Ashokan trail plan to be unveiled
Info meeting planned for 7 tonight at Onteora High School in Boiceville
Ulster County officials will unveil initial plans for a recreational trail within the railroad corridor that runs adjacent to the Ashokan Reservoir during an informational meeting this evening.
The meeting is scheduled for 7 p.m. in the auditorium at Onteora High School, 4166 Route 28, Boiceville.
Chris White, deputy commissioner of the Ulster County Planning Department, said the county will provide a comprehensive overview of the planned trail as well specific ideas for the corridor.
Additionally, he said, the New York City Department of Environmental Protection, which owns the surrounding land and is partnering with the county to create the trail, will unveil conceptual designs for three trail heads it has committed to constructing.
The 11.5-mile trail is to run along the northern edge of the
Ashokan Reservoir between West Hurley and Boiceville.
“We’ll be talking about all the work the consultant has been doing, the environmental reviews done, project background, some of the things we found during the feasibility study, drainage, and the width of the trail,” White said. “It’s mostly to give people an idea of what we found over the past years during the investigation that we did during the feasibility study, and the preliminary design. What we’ll be doing is literally walking people through the corridor through a series of photos.”

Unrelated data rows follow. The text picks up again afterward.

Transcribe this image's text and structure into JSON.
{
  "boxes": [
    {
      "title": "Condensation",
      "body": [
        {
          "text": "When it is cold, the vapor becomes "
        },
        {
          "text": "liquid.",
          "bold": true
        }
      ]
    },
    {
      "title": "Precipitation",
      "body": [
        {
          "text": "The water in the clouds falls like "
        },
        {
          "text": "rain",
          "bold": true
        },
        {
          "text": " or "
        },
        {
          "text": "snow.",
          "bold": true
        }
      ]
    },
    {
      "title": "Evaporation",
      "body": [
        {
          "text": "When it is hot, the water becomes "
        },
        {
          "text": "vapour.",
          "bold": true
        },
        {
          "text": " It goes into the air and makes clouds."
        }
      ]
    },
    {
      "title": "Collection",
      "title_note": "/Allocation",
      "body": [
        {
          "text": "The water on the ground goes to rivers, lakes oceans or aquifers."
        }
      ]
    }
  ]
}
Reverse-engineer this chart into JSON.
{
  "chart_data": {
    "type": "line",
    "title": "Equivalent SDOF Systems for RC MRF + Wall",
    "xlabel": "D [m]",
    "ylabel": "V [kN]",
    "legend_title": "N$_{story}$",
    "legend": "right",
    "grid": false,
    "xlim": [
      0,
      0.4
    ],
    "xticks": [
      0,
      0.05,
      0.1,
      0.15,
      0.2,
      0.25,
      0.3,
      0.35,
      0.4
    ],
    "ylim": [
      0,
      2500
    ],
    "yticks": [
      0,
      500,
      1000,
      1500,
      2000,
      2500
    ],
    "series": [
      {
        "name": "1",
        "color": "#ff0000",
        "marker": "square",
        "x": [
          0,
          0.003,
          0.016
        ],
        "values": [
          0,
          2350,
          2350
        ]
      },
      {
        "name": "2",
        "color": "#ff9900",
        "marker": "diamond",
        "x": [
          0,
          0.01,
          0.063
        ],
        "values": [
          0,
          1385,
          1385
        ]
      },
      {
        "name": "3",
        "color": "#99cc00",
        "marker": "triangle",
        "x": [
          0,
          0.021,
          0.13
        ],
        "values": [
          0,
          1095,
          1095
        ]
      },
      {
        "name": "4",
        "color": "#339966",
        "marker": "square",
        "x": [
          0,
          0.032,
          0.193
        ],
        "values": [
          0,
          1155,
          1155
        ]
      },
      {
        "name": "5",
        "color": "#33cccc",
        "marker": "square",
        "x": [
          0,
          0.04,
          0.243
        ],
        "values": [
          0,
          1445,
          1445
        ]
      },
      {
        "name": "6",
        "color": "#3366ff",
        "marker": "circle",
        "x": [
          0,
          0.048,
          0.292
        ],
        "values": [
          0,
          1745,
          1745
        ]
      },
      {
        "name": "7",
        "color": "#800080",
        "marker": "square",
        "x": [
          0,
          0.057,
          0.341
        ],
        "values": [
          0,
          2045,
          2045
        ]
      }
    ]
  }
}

White said the county also hopes to hear from people who plan to use the trail.
Tentative plans call for a recreational trail that will follow the existing railroad corridor and use existing drainage structures. White said that in most places, the trail will be 12 feet wide, although there are some areas where encroaching wetlands will force the trail to narrow.
White said the trail surface will be a compacted crushed stone that will allow for some natural drainage while providing a surface that is amenable to use by hikers, bikers, wheelchairs, runners and crosscountry skiers, among others. Motorized recreation will not be allowed.
In May, Ulster County lawmakers authorized a $395,000 contract for the design of the trail, advancing the county’s plan for a segmented tourist train and recreational trail along the former Ulster & Delaware Railroad corridor.
The funding for the study came from a $2.5 million grant awarded to the county by New York City.
The development of a trail along the Ulster & Delaware corridor has been among the most controversial proposals by Ulster County Executive Michael Hein. First unveiled in 2012, the proposal drew the immediate ire of the Catskill Mountain Railroad, which until May of this year held a lease for the corridor, and from rail supporters who objected to converting the most of the 38.6-mile rail line into a recreational trail, with continued rail operations allowed only at the western end of the line.
Ultimately, the county Legislature approved a compromise plan that allows for continued rail operations on the eastern portion of tracks, as well.
This section of track is part of the former Ulster & Delaware Railroad corridor in Ulster County.